A circus tent is in the shape of a cylinder surmounted by a cone. The diameter of the cylindrical portion is 24 m and its height is 11 m. If the vertex of the cone is 16 m above the ground, find the area of the canvas used to make the tent.

The figure of the circus tent is shown below:

Diameter of cylindrical portion = 24 m

Radius of cylindrical portion (r) = $\dfrac{\text{Diameter}}{2}$

= $\dfrac{24}{2}$ = 12 m.

Height of the cylindrical part, H = 11 m.

Since vertex of cone is 16 m above the ground, height of cone, h = 16 - 11 = 5 m.

h = 5 m.

Radius of cone = 12 m.

∴ Radius of cone is also equal to r.

Slant height of the cone, l = $\sqrt{h^2 + r^2}$.

l = $\sqrt{5^2 + 12^2} = \sqrt{25 + 144} = \sqrt{169} = 13$ m.

Area of canvas used to make the tent = Curved surface area of the cylindrical part + Curved surface area of the cone.

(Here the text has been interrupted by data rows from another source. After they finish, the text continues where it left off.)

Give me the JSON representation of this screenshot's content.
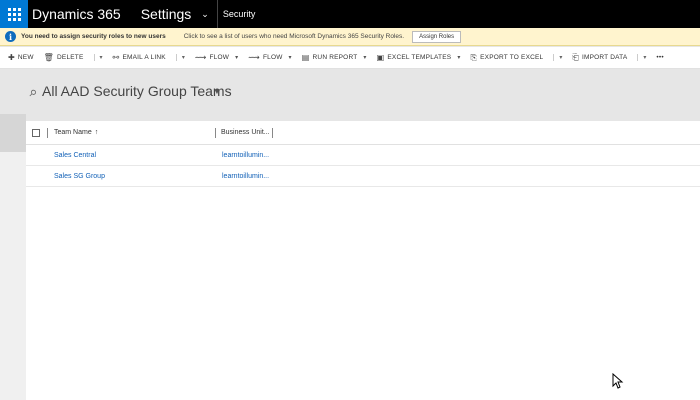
{
  "topbar": {
    "app_title": "Dynamics 365",
    "area": "Settings",
    "breadcrumb": "Security"
  },
  "notification": {
    "strong": "You need to assign security roles to new users",
    "message": "Click to see a list of users who need Microsoft Dynamics 365 Security Roles.",
    "button": "Assign Roles"
  },
  "commands": {
    "new": "NEW",
    "delete": "DELETE",
    "email": "EMAIL A LINK",
    "flow1": "FLOW",
    "flow2": "FLOW",
    "run_report": "RUN REPORT",
    "excel_templates": "EXCEL TEMPLATES",
    "export": "EXPORT TO EXCEL",
    "import": "IMPORT DATA",
    "more": "•••"
  },
  "view": {
    "title": "All AAD Security Group Teams"
  },
  "grid": {
    "columns": [
      "Team Name",
      "Business Unit..."
    ],
    "rows": [
      {
        "name": "Sales Central",
        "bu": "learntoillumin..."
      },
      {
        "name": "Sales SG Group",
        "bu": "learntoillumin..."
      }
    ]
  }
}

Area of the canvas used to make the tent = 2πrH + πrl = πr(2H + l).

Putting values we get,

Area of the canvas = $\dfrac{22}{7} \times 12 \times (2 \times 11 + 13)$

$= \dfrac{22}{7} \times 12 \times 35 \\[1em] = 22 \times 12 \times 5 \\[1em] = 1320 \text{ m}^2$

Hence, the area of the canvas used to make the tent is 1320 m².